ここで彼女とはお別れか、そう思うとなんだか悲しくなるな。そういえばなんで昨日はこの学校に用があったのだろう、ふと俺はそう思った。
ただ、あまり考えず、俺は校舎に入った。
………………
「いや鏡さんもこっち来るんだね。」
俺はそう言った。まさか学校関係者か?う~ん、どうなんだろう。そう考えていると、
『私は今日からこの学校の生徒になります。クラスは一年三組です。』
うわっ、一の三って俺のクラスじゃん。まさか転入生だったとは。てかやっぱ同い年だったんだな。
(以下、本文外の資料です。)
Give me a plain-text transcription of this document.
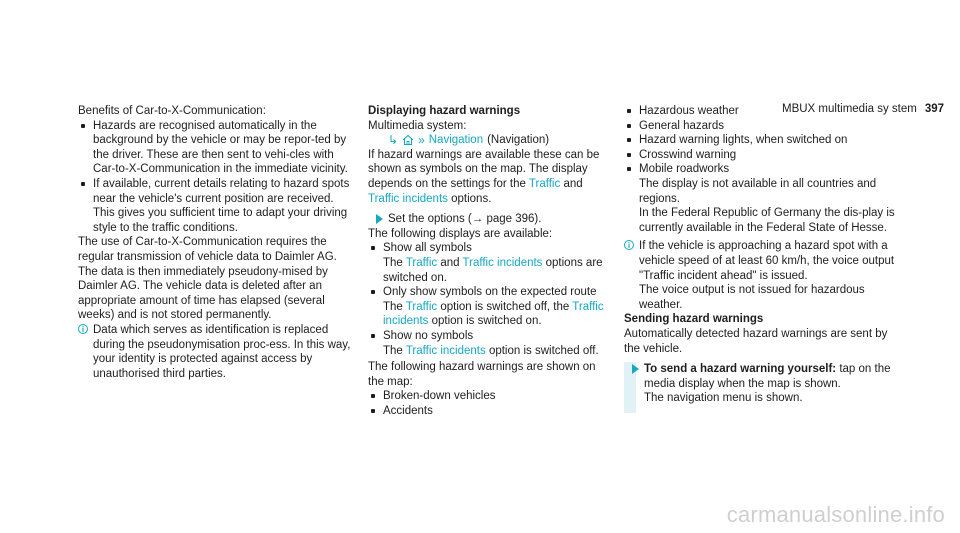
MBUX multimedia sy stem 397

Benefits of Car-to-X-Communication:

Hazards are recognised automatically in the background by the vehicle or may be repor-ted by the driver. These are then sent to vehi-cles with Car-to-X-Communication in the immediate vicinity.
If available, current details relating to hazard spots near the vehicle's current position are received.

This gives you sufficient time to adapt your driving style to the traffic conditions.

The use of Car-to-X-Communication requires the regular transmission of vehicle data to Daimler AG. The data is then immediately pseudony-mised by Daimler AG. The vehicle data is deleted after an appropriate amount of time has elapsed (several weeks) and is not stored permanently.

i Data which serves as identification is replaced during the pseudonymisation proc-ess. In this way, your identity is protected against access by unauthorised third parties.

Displaying hazard warnings

Multimedia system:

↳ » Navigation (Navigation)

If hazard warnings are available these can be shown as symbols on the map. The display depends on the settings for the Traffic and Traffic incidents options.

Set the options (→ page 396).

The following displays are available:

Show all symbols

The Traffic and Traffic incidents options are switched on.

Only show symbols on the expected route

The Traffic option is switched off, the Traffic incidents option is switched on.

Show no symbols

The Traffic incidents option is switched off.

The following hazard warnings are shown on the map:

Broken-down vehicles
Accidents
Hazardous weather
General hazards
Hazard warning lights, when switched on
Crosswind warning
Mobile roadworks

The display is not available in all countries and regions.

In the Federal Republic of Germany the dis-play is currently available in the Federal State of Hesse.

i If the vehicle is approaching a hazard spot with a vehicle speed of at least 60 km/h, the voice output "Traffic incident ahead" is issued.

The voice output is not issued for hazardous weather.

Sending hazard warnings

Automatically detected hazard warnings are sent by the vehicle.

To send a hazard warning yourself: tap on the media display when the map is shown.

The navigation menu is shown.

carmanualsonline.info
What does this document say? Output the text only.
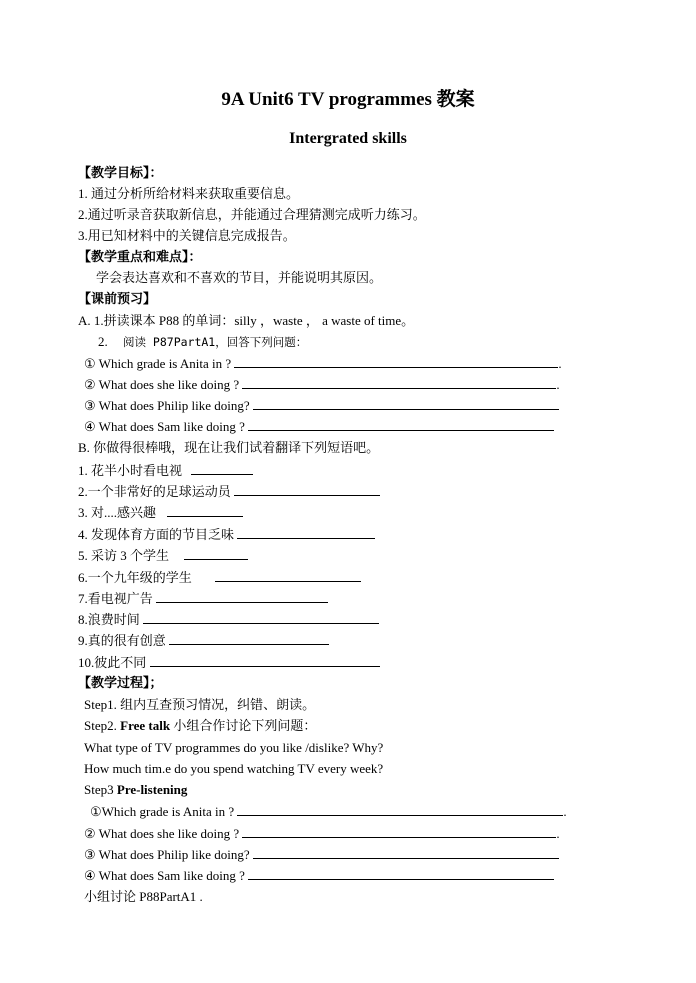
9A Unit6 TV programmes 教案
Intergrated skills
【教学目标】：
1. 通过分析所给材料来获取重要信息。
2.通过听录音获取新信息，并能通过合理猜测完成听力练习。
3.用已知材料中的关键信息完成报告。
【教学重点和难点】：
学会表达喜欢和不喜欢的节目，并能说明其原因。
【课前预习】
A. 1.拼读课本 P88 的单词：silly ，waste ， a waste of time。
2. 阅读 P87PartA1，回答下列问题：
① Which grade is Anita in ?	.
② What does she like doing ?	.
③ What does Philip like doing?
④ What does Sam like doing ?
B. 你做得很棒哦，现在让我们试着翻译下列短语吧。
1. 花半小时看电视
2.一个非常好的足球运动员
3. 对....感兴趣
4. 发现体育方面的节目乏味
5. 采访 3 个学生
6.一个九年级的学生
7.看电视广告
8.浪费时间
9.真的很有创意
10.彼此不同
【教学过程】；
Step1. 组内互查预习情况，纠错、朗读。
Step2. Free talk 小组合作讨论下列问题：
What type of TV programmes do you like /dislike? Why?
How much tim.e do you spend watching TV every week?
Step3 Pre-listening
①Which grade is Anita in ?	.
② What does she like doing ?	.
③ What does Philip like doing?
④ What does Sam like doing ?
小组讨论 P88PartA1 .
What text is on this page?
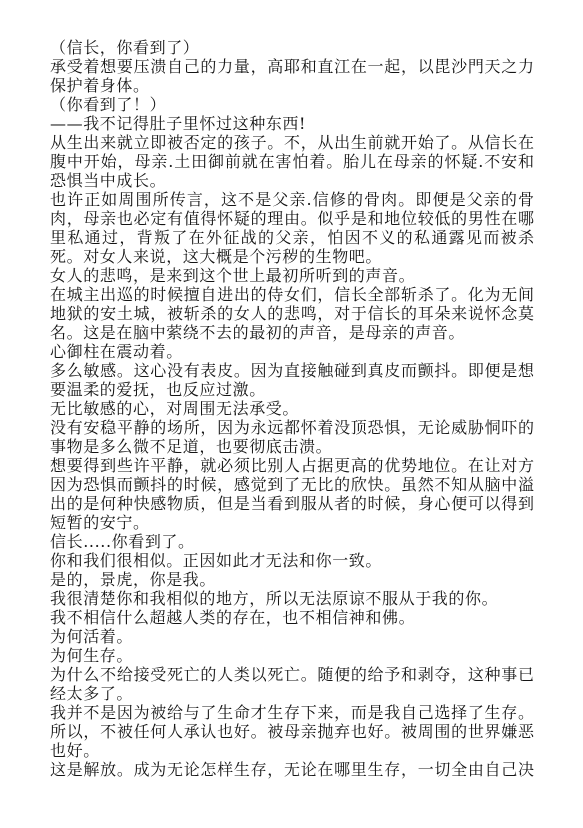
（信长，你看到了）
承受着想要压溃自己的力量，高耶和直江在一起，以毘沙門天之力
保护着身体。
（你看到了！）
——我不记得肚子里怀过这种东西!
从生出来就立即被否定的孩子。不，从出生前就开始了。从信长在
腹中开始，母亲.土田御前就在害怕着。胎儿在母亲的怀疑.不安和
恐惧当中成长。
也许正如周围所传言，这不是父亲.信修的骨肉。即便是父亲的骨
肉，母亲也必定有值得怀疑的理由。似乎是和地位较低的男性在哪
里私通过，背叛了在外征战的父亲，怕因不义的私通露见而被杀
死。对女人来说，这大概是个污秽的生物吧。
女人的悲鸣，是来到这个世上最初所听到的声音。
在城主出巡的时候擅自进出的侍女们，信长全部斩杀了。化为无间
地狱的安土城，被斩杀的女人的悲鸣，对于信长的耳朵来说怀念莫
名。这是在脑中萦绕不去的最初的声音，是母亲的声音。
心御柱在震动着。
多么敏感。这心没有表皮。因为直接触碰到真皮而颤抖。即便是想
要温柔的爱抚，也反应过激。
无比敏感的心，对周围无法承受。
没有安稳平静的场所，因为永远都怀着没顶恐惧，无论威胁恫吓的
事物是多么微不足道，也要彻底击溃。
想要得到些许平静，就必须比别人占据更高的优势地位。在让对方
因为恐惧而颤抖的时候，感觉到了无比的欣快。虽然不知从脑中溢
出的是何种快感物质，但是当看到服从者的时候，身心便可以得到
短暂的安宁。
信长.....你看到了。
你和我们很相似。正因如此才无法和你一致。
是的，景虎，你是我。
我很清楚你和我相似的地方，所以无法原谅不服从于我的你。
我不相信什么超越人类的存在，也不相信神和佛。
为何活着。
为何生存。
为什么不给接受死亡的人类以死亡。随便的给予和剥夺，这种事已
经太多了。
我并不是因为被给与了生命才生存下来，而是我自己选择了生存。
所以，不被任何人承认也好。被母亲抛弃也好。被周围的世界嫌恶
也好。
这是解放。成为无论怎样生存，无论在哪里生存，一切全由自己决
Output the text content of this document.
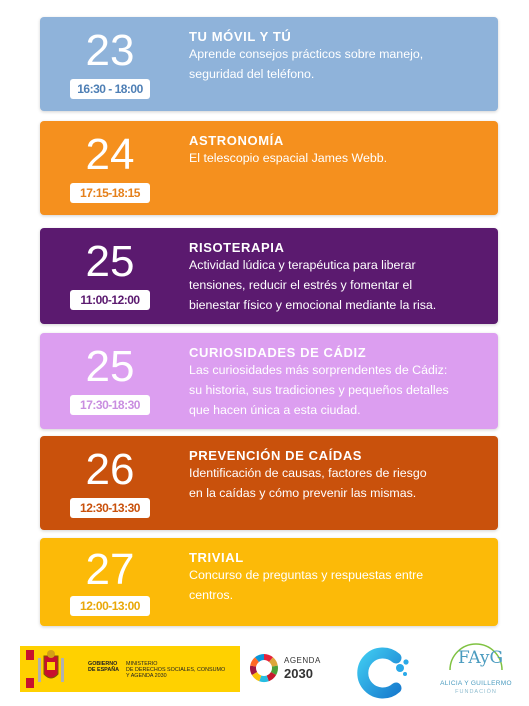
23
16:30 - 18:00
TU MÓVIL Y TÚ
Aprende consejos prácticos sobre manejo,
seguridad del teléfono.
24
17:15-18:15
ASTRONOMÍA
El telescopio espacial James Webb.
25
11:00-12:00
RISOTERAPIA
Actividad lúdica y terapéutica para liberar
tensiones, reducir el estrés y fomentar el
bienestar físico y emocional mediante la risa.
25
17:30-18:30
CURIOSIDADES DE CÁDIZ
Las curiosidades más sorprendentes de Cádiz:
su historia, sus tradiciones y pequeños detalles
que hacen única a esta ciudad.
26
12:30-13:30
PREVENCIÓN DE CAÍDAS
Identificación de causas, factores de riesgo
en la caídas y cómo prevenir las mismas.
27
12:00-13:00
TRIVIAL
Concurso de preguntas y respuestas entre
centros.
GOBIERNO
DE ESPAÑA
MINISTERIO
DE DERECHOS SOCIALES, CONSUMO
Y AGENDA 2030
AGENDA
2030
FAyG
ALICIA Y GUILLERMO
FUNDACIÓN
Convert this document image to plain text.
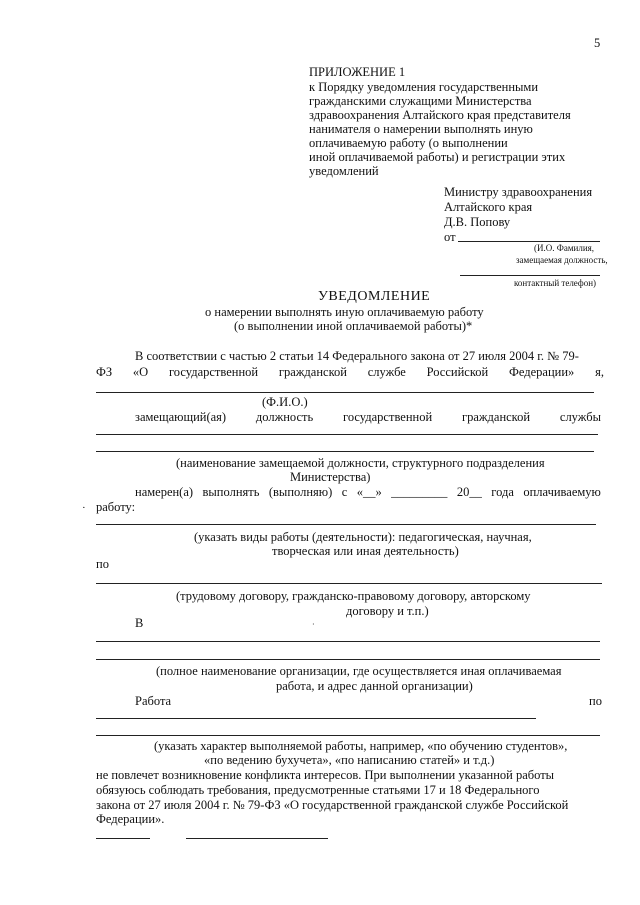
5
ПРИЛОЖЕНИЕ 1
к Порядку уведомления государственными
гражданскими служащими Министерства
здравоохранения Алтайского края представителя
нанимателя о намерении выполнять иную
оплачиваемую работу (о выполнении
иной оплачиваемой работы) и регистрации этих
уведомлений
Министру здравоохранения
Алтайского края
Д.В. Попову
от
(И.О. Фамилия,
замещаемая должность,
контактный телефон)
УВЕДОМЛЕНИЕ
о намерении выполнять иную оплачиваемую работу
(о выполнении иной оплачиваемой работы)*
В соответствии с частью 2 статьи 14 Федерального закона от 27 июля 2004 г. № 79-
ФЗ «О государственной гражданской службе Российской Федерации» я,
(Ф.И.О.)
замещающий(ая) должность государственной гражданской службы
(наименование замещаемой должности, структурного подразделения
Министерства)
намерен(а) выполнять (выполняю) с «__» _________ 20__ года оплачиваемую
· работу:
(указать виды работы (деятельности): педагогическая, научная,
творческая или иная деятельность)
по
(трудовому договору, гражданско-правовому договору, авторскому
договору и т.п.)
В	·
(полное наименование организации, где осуществляется иная оплачиваемая
работа, и адрес данной организации)
Работа	по
(указать характер выполняемой работы, например, «по обучению студентов»,
«по ведению бухучета», «по написанию статей» и т.д.)
не повлечет возникновение конфликта интересов. При выполнении указанной работы
обязуюсь соблюдать требования, предусмотренные статьями 17 и 18 Федерального
закона от 27 июля 2004 г. № 79-ФЗ «О государственной гражданской службе Российской
Федерации».
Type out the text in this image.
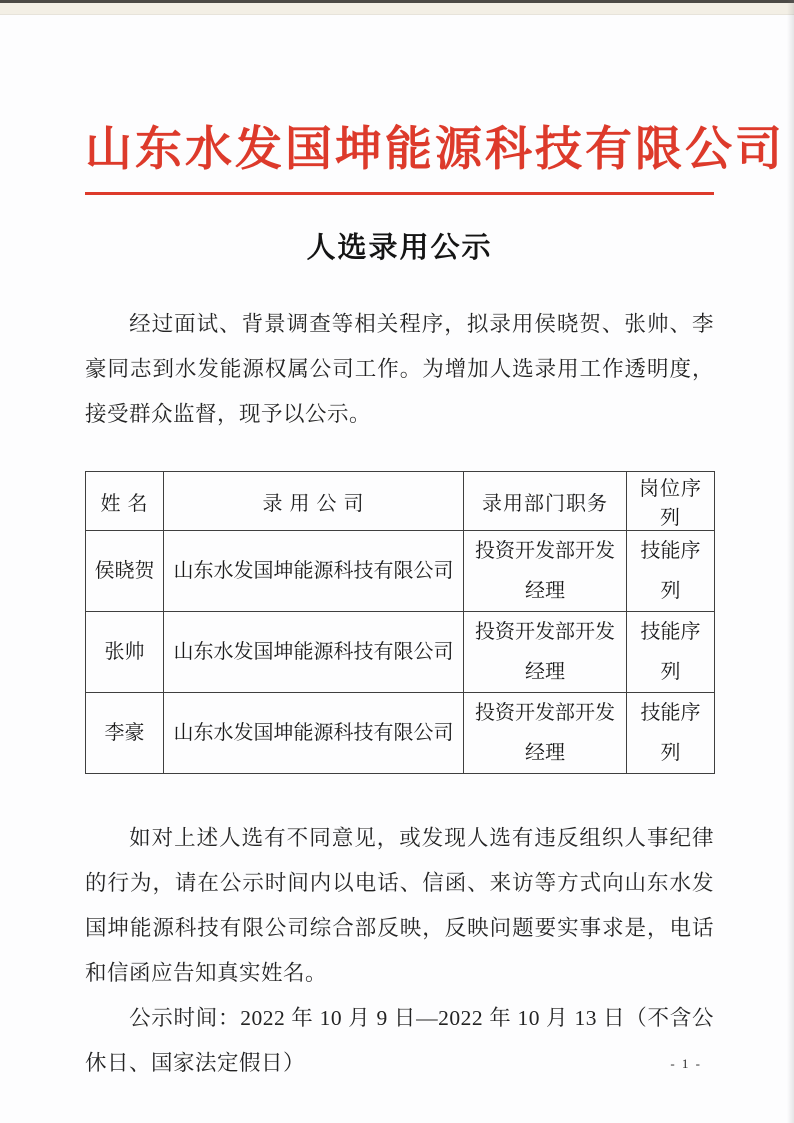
山东水发国坤能源科技有限公司
人选录用公示

经过面试、背景调查等相关程序，拟录用侯晓贺、张帅、李豪同志到水发能源权属公司工作。为增加人选录用工作透明度，接受群众监督，现予以公示。

姓 名	录 用 公 司	录用部门职务	岗位序列
侯晓贺	山东水发国坤能源科技有限公司	投资开发部开发经理	技能序列
张帅	山东水发国坤能源科技有限公司	投资开发部开发经理	技能序列
李豪	山东水发国坤能源科技有限公司	投资开发部开发经理	技能序列

如对上述人选有不同意见，或发现人选有违反组织人事纪律的行为，请在公示时间内以电话、信函、来访等方式向山东水发国坤能源科技有限公司综合部反映，反映问题要实事求是，电话和信函应告知真实姓名。

公示时间：2022 年 10 月 9 日—2022 年 10 月 13 日（不含公休日、国家法定假日）	- 1 -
「これから何か予定ある?あれだったら校舎案内しようか?」
はっきり言ってこの学校は広い、校舎も旧校舎、新校舎、そして体育館と大きな建物が三つもあるし、最初は絶対迷うだろう。だからもし時間が空いてるなら案内でもしてやろうと思っていたのだ。
すると彼女は
『すみません、これから職員室に行かなくてはならないので。』
あらら、そうだったのか、いや、そうか。転入したばっかりなんだし手続きとかあるだろうな。う~ん…でもな~、と俺が考え込む仕草をしていると、
『あ、でも職員室の行き方覚えてなくて…なので案内してくれませんかね?』
待ってました、と言わんばかりに俺は振り向き
「おう!」
と返事をした。
俺が鏡さんを職員室に案内していたその時、
「お~、藤浦じゃないか~。また人助けか~、偉いな~。」
「あっ、おはようございます、時任先生。」
彼女は俺のクラスの担任、時任満先生だ。時任先生は超が付くほどのマイペースでそのマイペースが吉になったり凶になったりしている。でもそんな先生が俺は個人的に好きだった。
『こんにちは。』
鏡さんが挨拶をする。
「お~、君が失声症の……ええと、誰だっけ?」
『鏡心と言います。』
「かがみ、こころさんか~、じゃあ心ちゃんだね~。」
『これからよろしくお願いします、時任先生。』
「おう~~。」
先生は手を振りながら職員室とは真逆の方向に足を進めていった。
あれ?あの人何しに来たんだ?
それに……ん?失声症??あれ?もしかして鏡さんって…
「ごめん、気にしないとは言ってたけどさ、もしかして声が出せないの?」
俺がそう言うと彼女は少しびっくりし、その後こくり、と頷いた。
「あっ、そうなんだ。てっきり人と話すのが苦手なんだと…」
そう言うと彼女はクスッと笑った。向こうは俺が知っているのだと思っていたらしい。俺は「ははは…。」と微笑する。
そして俺たちは職員室に到着した。
ガラガラガラ
俺は職員室のドアを開けた。
そして隙間から鏡さんがひょこっと顔を出す。
「すみません、藤浦です。鏡さんを連れてきました。」
俺がそう言うと何名かの先生がこっちに来て、
「ありがとう、藤浦君。」
と言い鏡さんを職員室の中に入れ、ドアを閉じた。
(いや俺だけ除け者かよ!)
と思いつつ俺はとぼとぼ教室に戻った。